Quella sera mio padre era stato portato in salvo da alcuni agenti, tuttavia la polizia non era riuscita a prendere nessuno degli uomini di Bruce: erano spariti nel nulla senza lasciare alcuna traccia.

Da quella sera Adrian era diventato improvvisamente freddo e distante e non riuscivo a carpirne il perché.

La mattina seguente mi alzai dal letto frastornata: cercai di riprendermi andando a fare una doccia fredda.
Non avevo il coraggio di scendere di sotto.
Presi il telefono e mandai un messaggio a Kevin, gli chiesi se gli andava di uscire magari fare due passi.
Mi misi dei leggins per stare comoda ed una felpa lunga bianca.
Indossai le mie fidate converse e scesi di sotto piano cercando di non fare rumore.
Adrian era in cucina seduto a leggere il giornale .
Aveva i capelli arruffati dal sonno ed una canotta da cui spuntavano fuori i suoi tatuaggi neri.
Ovviamente il mio tentativo di non fare rumore fallì miseramente.
Appena mi vide alzò lo sguardo squadrandomi dalla testa ai piedi.

- Dove vai? - chiese acido poggiando la tazza di caffè sul tavolo.

Perché cambiava umore così in fretta?

- Vado a fare un giro con Kevin.

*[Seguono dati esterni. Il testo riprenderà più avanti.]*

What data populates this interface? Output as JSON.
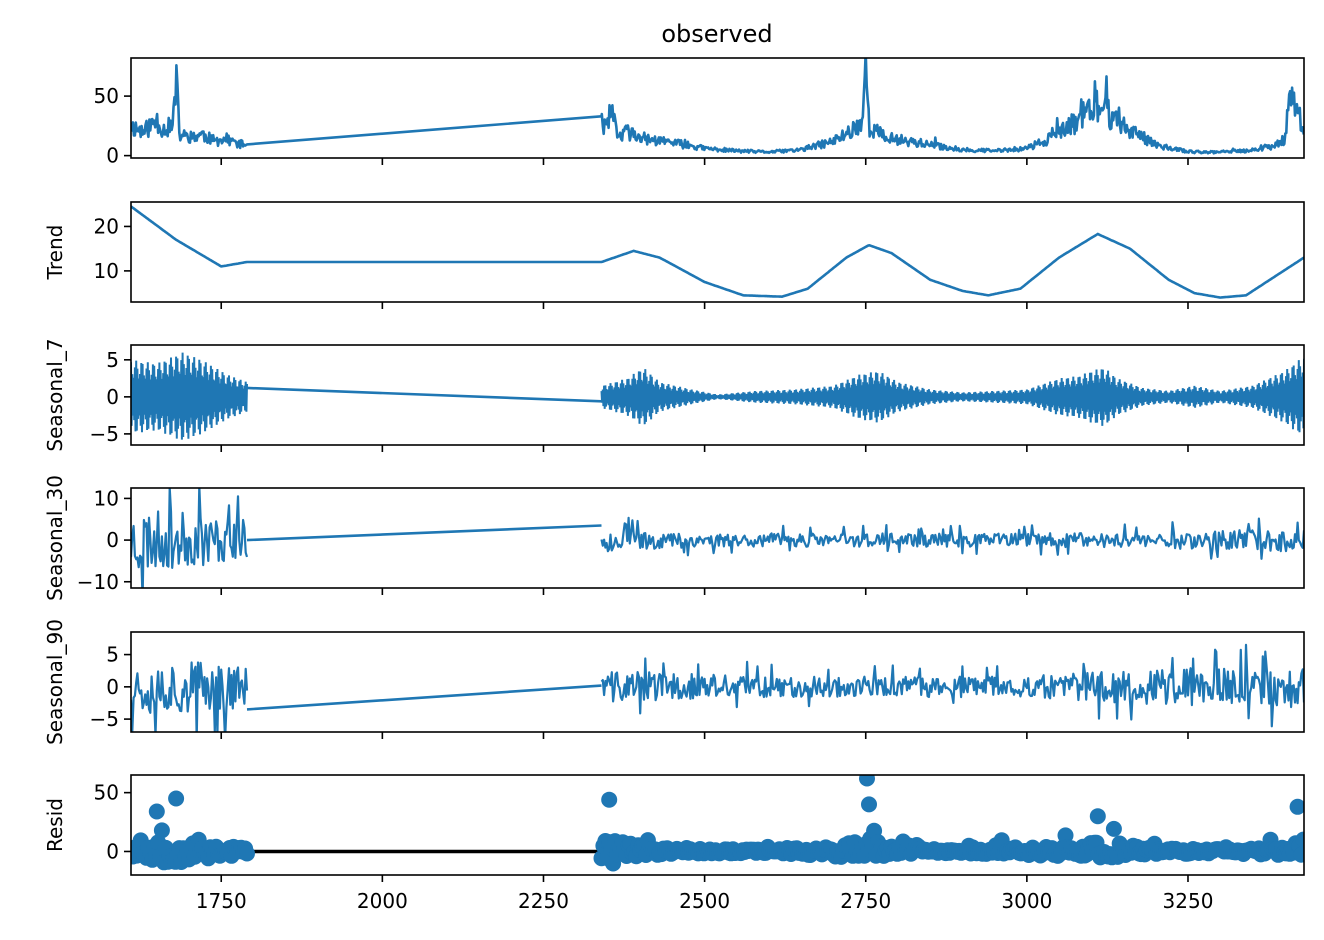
{
  "colors": {
    "series": "#1f77b4",
    "axis": "#000000",
    "resid_zero": "#000000"
  },
  "chart_data": {
    "type": "line",
    "title": "observed",
    "xlim": [
      1610,
      3430
    ],
    "xticks": [
      1750,
      2000,
      2250,
      2500,
      2750,
      3000,
      3250
    ],
    "xtick_labels": [
      "1750",
      "2000",
      "2250",
      "2500",
      "2750",
      "3000",
      "3250"
    ],
    "gap": [
      1790,
      2340
    ],
    "panels": [
      {
        "id": "observed",
        "ylabel": "",
        "ylim": [
          -2,
          82
        ],
        "yticks": [
          0,
          50
        ],
        "ytick_labels": [
          "0",
          "50"
        ],
        "kind": "line",
        "keypoints": [
          [
            1610,
            25
          ],
          [
            1630,
            20
          ],
          [
            1650,
            30
          ],
          [
            1660,
            22
          ],
          [
            1675,
            25
          ],
          [
            1680,
            64
          ],
          [
            1685,
            18
          ],
          [
            1700,
            15
          ],
          [
            1720,
            18
          ],
          [
            1740,
            12
          ],
          [
            1760,
            14
          ],
          [
            1775,
            10
          ],
          [
            1790,
            9
          ],
          [
            2340,
            33
          ],
          [
            2348,
            20
          ],
          [
            2355,
            38
          ],
          [
            2365,
            15
          ],
          [
            2380,
            20
          ],
          [
            2400,
            15
          ],
          [
            2430,
            12
          ],
          [
            2460,
            10
          ],
          [
            2500,
            6
          ],
          [
            2550,
            4
          ],
          [
            2600,
            3
          ],
          [
            2650,
            5
          ],
          [
            2700,
            12
          ],
          [
            2730,
            22
          ],
          [
            2745,
            30
          ],
          [
            2750,
            79
          ],
          [
            2755,
            25
          ],
          [
            2780,
            15
          ],
          [
            2820,
            12
          ],
          [
            2860,
            8
          ],
          [
            2900,
            5
          ],
          [
            2950,
            4
          ],
          [
            3000,
            6
          ],
          [
            3050,
            18
          ],
          [
            3080,
            30
          ],
          [
            3100,
            42
          ],
          [
            3120,
            38
          ],
          [
            3150,
            25
          ],
          [
            3180,
            15
          ],
          [
            3220,
            6
          ],
          [
            3260,
            3
          ],
          [
            3300,
            3
          ],
          [
            3340,
            4
          ],
          [
            3380,
            8
          ],
          [
            3400,
            14
          ],
          [
            3410,
            50
          ],
          [
            3420,
            35
          ],
          [
            3430,
            22
          ]
        ],
        "noise": 0.35,
        "seed": 11
      },
      {
        "id": "trend",
        "ylabel": "Trend",
        "ylim": [
          3,
          25.5
        ],
        "yticks": [
          10,
          20
        ],
        "ytick_labels": [
          "10",
          "20"
        ],
        "kind": "smooth",
        "keypoints": [
          [
            1610,
            24.5
          ],
          [
            1680,
            17
          ],
          [
            1750,
            11
          ],
          [
            1790,
            12
          ],
          [
            2340,
            12
          ],
          [
            2390,
            14.5
          ],
          [
            2430,
            13
          ],
          [
            2500,
            7.5
          ],
          [
            2560,
            4.5
          ],
          [
            2620,
            4.2
          ],
          [
            2660,
            6
          ],
          [
            2720,
            13
          ],
          [
            2755,
            15.8
          ],
          [
            2790,
            14
          ],
          [
            2850,
            8
          ],
          [
            2900,
            5.5
          ],
          [
            2940,
            4.5
          ],
          [
            2990,
            6
          ],
          [
            3050,
            13
          ],
          [
            3110,
            18.3
          ],
          [
            3160,
            15
          ],
          [
            3220,
            8
          ],
          [
            3260,
            5
          ],
          [
            3300,
            4
          ],
          [
            3340,
            4.5
          ],
          [
            3430,
            13
          ]
        ]
      },
      {
        "id": "seasonal_7",
        "ylabel": "Seasonal_7",
        "ylim": [
          -6.5,
          7
        ],
        "yticks": [
          -5,
          0,
          5
        ],
        "ytick_labels": [
          "−5",
          "0",
          "5"
        ],
        "kind": "band",
        "envelope": [
          [
            1610,
            5
          ],
          [
            1650,
            4.5
          ],
          [
            1690,
            6
          ],
          [
            1720,
            5
          ],
          [
            1760,
            3
          ],
          [
            1790,
            2
          ],
          [
            2340,
            1.5
          ],
          [
            2380,
            2.5
          ],
          [
            2405,
            4
          ],
          [
            2430,
            2
          ],
          [
            2480,
            1
          ],
          [
            2520,
            0.3
          ],
          [
            2580,
            0.8
          ],
          [
            2640,
            1
          ],
          [
            2700,
            1.5
          ],
          [
            2740,
            3
          ],
          [
            2770,
            3.5
          ],
          [
            2800,
            2
          ],
          [
            2850,
            1
          ],
          [
            2900,
            0.6
          ],
          [
            2950,
            0.8
          ],
          [
            3000,
            1
          ],
          [
            3050,
            2.5
          ],
          [
            3080,
            2.8
          ],
          [
            3100,
            3.5
          ],
          [
            3120,
            4
          ],
          [
            3140,
            2.5
          ],
          [
            3180,
            1.2
          ],
          [
            3220,
            0.8
          ],
          [
            3260,
            1.5
          ],
          [
            3300,
            0.8
          ],
          [
            3350,
            1.5
          ],
          [
            3400,
            3.5
          ],
          [
            3430,
            5.5
          ]
        ],
        "gap_line": [
          [
            1790,
            1.2
          ],
          [
            2340,
            -0.6
          ]
        ]
      },
      {
        "id": "seasonal_30",
        "ylabel": "Seasonal_30",
        "ylim": [
          -11.5,
          12.5
        ],
        "yticks": [
          -10,
          0,
          10
        ],
        "ytick_labels": [
          "−10",
          "0",
          "10"
        ],
        "kind": "line",
        "envelope": [
          [
            1610,
            10
          ],
          [
            1700,
            8
          ],
          [
            1790,
            6
          ],
          [
            2340,
            4
          ],
          [
            2380,
            3
          ],
          [
            2500,
            2
          ],
          [
            2700,
            2
          ],
          [
            3000,
            2
          ],
          [
            3200,
            2.5
          ],
          [
            3430,
            3.5
          ]
        ],
        "gap_line": [
          [
            1790,
            0
          ],
          [
            2340,
            3.5
          ]
        ],
        "seed": 23
      },
      {
        "id": "seasonal_90",
        "ylabel": "Seasonal_90",
        "ylim": [
          -7,
          8.5
        ],
        "yticks": [
          -5,
          0,
          5
        ],
        "ytick_labels": [
          "−5",
          "0",
          "5"
        ],
        "kind": "line",
        "envelope": [
          [
            1610,
            5
          ],
          [
            1700,
            5.5
          ],
          [
            1790,
            4
          ],
          [
            2340,
            3
          ],
          [
            2400,
            3
          ],
          [
            2600,
            2
          ],
          [
            2800,
            2
          ],
          [
            3000,
            2
          ],
          [
            3100,
            3
          ],
          [
            3200,
            3.5
          ],
          [
            3430,
            4
          ]
        ],
        "gap_line": [
          [
            1790,
            -3.5
          ],
          [
            2340,
            0.2
          ]
        ],
        "seed": 37
      },
      {
        "id": "resid",
        "ylabel": "Resid",
        "ylim": [
          -20,
          65
        ],
        "yticks": [
          0,
          50
        ],
        "ytick_labels": [
          "0",
          "50"
        ],
        "kind": "scatter",
        "envelope": [
          [
            1610,
            20
          ],
          [
            1680,
            40
          ],
          [
            1790,
            10
          ],
          [
            2340,
            35
          ],
          [
            2360,
            40
          ],
          [
            2400,
            15
          ],
          [
            2450,
            8
          ],
          [
            2600,
            5
          ],
          [
            2700,
            15
          ],
          [
            2750,
            40
          ],
          [
            2800,
            10
          ],
          [
            2900,
            6
          ],
          [
            3050,
            15
          ],
          [
            3100,
            25
          ],
          [
            3200,
            10
          ],
          [
            3300,
            6
          ],
          [
            3400,
            12
          ],
          [
            3430,
            35
          ]
        ],
        "peaks": [
          [
            2752,
            62
          ],
          [
            2352,
            44
          ],
          [
            1680,
            45
          ],
          [
            1650,
            34
          ],
          [
            2755,
            40
          ],
          [
            3110,
            30
          ],
          [
            3420,
            38
          ]
        ],
        "seed": 53
      }
    ]
  }
}
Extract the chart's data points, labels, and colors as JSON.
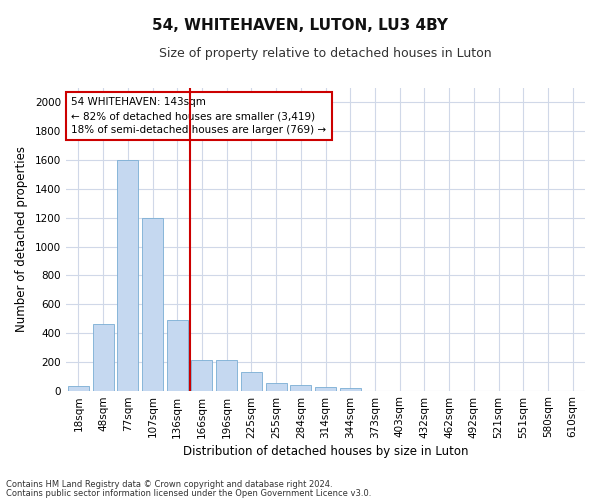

Non starò via molto, solo qualche minuto -

- Vengo con te - affermò alzandosi dal tavolo e venendo verso di me.

Istintivamente indietreggiai.
Non so perché ma dopo la scena di ieri sera, dopo averlo visto picchiare quell'uomo a sangue non riuscivo più a guardarlo con gli stessi occhi.

- No rimani qui non c'è bisogno - indicai la tazza di caffè che aveva appena lasciato sul tavolo.

- Sta zitta -

Non riuscivo a crederci.

Poi prese la sua felpa bianca e se la mise passandosi una mando tra i capelli per aggiustarli.

- Andiamo - fece lui.

Io rimasi ferma immobile.

- Ma che problemi hai? - gli puntai il dito contro.

- Scusa? - sembrava non capire.

- Non c'è bisogno che mi segui ovunque! E poi perché ti comporti così? -

- Non farmi arrabbiare Clary non è giornata! -

ADRIAN'S POV.

Perché doveva fare così?

Dio se era ingestibile.

Cocciuta e testarda.

- Sei sempre arrabbiato - mi urlò lei.

Non era vero.

O almeno se lo ero, non era per lei assolutamente.

Se solo avesse saputo la verità.

Ma non potevo.

- Clary cammina - la presi per un braccio trascinandola fuori dalla porta.

Non avrei sopportato una altra scenata o litigata.